W końcu koło godziny pierwszej lub drugiej w nocy Atasuke podniósł się i odruchowo otrzepał tyłek. Zostało mu mało czasu do kolejnego pęknięcia maski, tego dnia już cztery razy spadał na ziemię…
Wzniósł się w powietrze i poleciał do domu.

O dziwo, do domu wszedł po ludzku, drzwiami, zdjął maskę i cicho zamknął drzwi, by nikogo nie obudzić. Przypomniał sobie wtedy, że Yakei mówiła, że będzie spać u Sumio… I dobrze, ten szczylek podobno mieszka sam, a tutaj jest mało miejsca.
Pokuśtykał do kuchni i otworzył lodówkę. Ktoś zjadł jego serek…
Westchnął i napił się trochę mleka z kartonu, potem powoli poszedł na górę. Oczy mu się kleiły i marzył tylko o swoim miękkim łóżku, usłyszał jednak głos swojej mamy i płakanie Eri. Dlaczego ona znowu płakała? Drzwi do pokoju dziewczyny były uchylone, stanął przy nich tak by go nie było widać i nasłuchiwał.
- On zginął dla nas?- Eri pociągnęła nosem.
- Tak, wasz tata nas uratował przed Pierwszym Akushi’m z rady siedmiu.- tutaj była chwila ciszy.- Szkoda tylko, że Atasuke nie chciał mnie wysłuchać…
Te słowa były jak tir uderzający w budynek. A więc nie miał ojca z tego powodu, że ten go uratował. Ale chłopak jakoś nie pamiętał tego zdarzenia… Nie widział jak jego tata umiera i do tego przez Pierwszego. Może mama kazała innym Shinigami jakoś wymazać mu to z pamięci? Nie ważne. Teraz chciał jeszcze bardziej zabić Pierwszego. Ale chciał też… Czegoś chciał, ale nie wiedział dokładnie czego. To było na pewno ważne.

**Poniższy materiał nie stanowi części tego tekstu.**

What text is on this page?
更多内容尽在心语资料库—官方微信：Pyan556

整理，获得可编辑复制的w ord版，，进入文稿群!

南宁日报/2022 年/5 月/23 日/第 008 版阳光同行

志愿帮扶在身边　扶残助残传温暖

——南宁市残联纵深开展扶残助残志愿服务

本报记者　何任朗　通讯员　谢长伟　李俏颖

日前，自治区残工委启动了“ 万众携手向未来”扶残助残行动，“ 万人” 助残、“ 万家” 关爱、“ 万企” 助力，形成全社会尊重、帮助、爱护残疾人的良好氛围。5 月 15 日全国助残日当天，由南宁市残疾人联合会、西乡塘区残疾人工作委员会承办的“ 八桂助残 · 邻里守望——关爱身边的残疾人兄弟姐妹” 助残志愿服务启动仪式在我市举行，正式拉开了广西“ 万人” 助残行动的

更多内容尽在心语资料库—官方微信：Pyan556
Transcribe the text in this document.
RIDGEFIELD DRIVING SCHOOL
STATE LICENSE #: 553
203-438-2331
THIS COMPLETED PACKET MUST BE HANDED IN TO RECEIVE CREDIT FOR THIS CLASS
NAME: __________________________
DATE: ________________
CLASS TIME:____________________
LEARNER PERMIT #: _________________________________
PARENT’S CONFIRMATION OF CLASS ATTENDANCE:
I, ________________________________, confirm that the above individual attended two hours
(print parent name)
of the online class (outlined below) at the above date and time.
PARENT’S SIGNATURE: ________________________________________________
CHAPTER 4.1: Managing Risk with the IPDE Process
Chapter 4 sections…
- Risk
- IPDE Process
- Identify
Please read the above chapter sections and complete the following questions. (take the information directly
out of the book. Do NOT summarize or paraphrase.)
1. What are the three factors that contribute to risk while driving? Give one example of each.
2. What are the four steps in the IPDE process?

Nie wiedział kiedy, ale po policzku spłynęła mu łza. Wszedł do pokoju, obie brunetki spojrzały w jego stronę, uśmiechały się jakby były szczęśliwe z tego co zrobił dla nich tata. Atasuke też był z tego powodu szczęśliwy.
Spłynęła kolejna łza.
- Przepraszam.- mruknął.
- Rozumiem.- kobieta uśmiechnęła się szerzej.- Idźcie już spać, bo jeśli jutro się spóźnicie do szkoły to wam nogi z dup powyrywam.
Blondyn uśmiechnął się i poszedł do swojego pokoju. Więc to tego chciał… Chciał przeprosić.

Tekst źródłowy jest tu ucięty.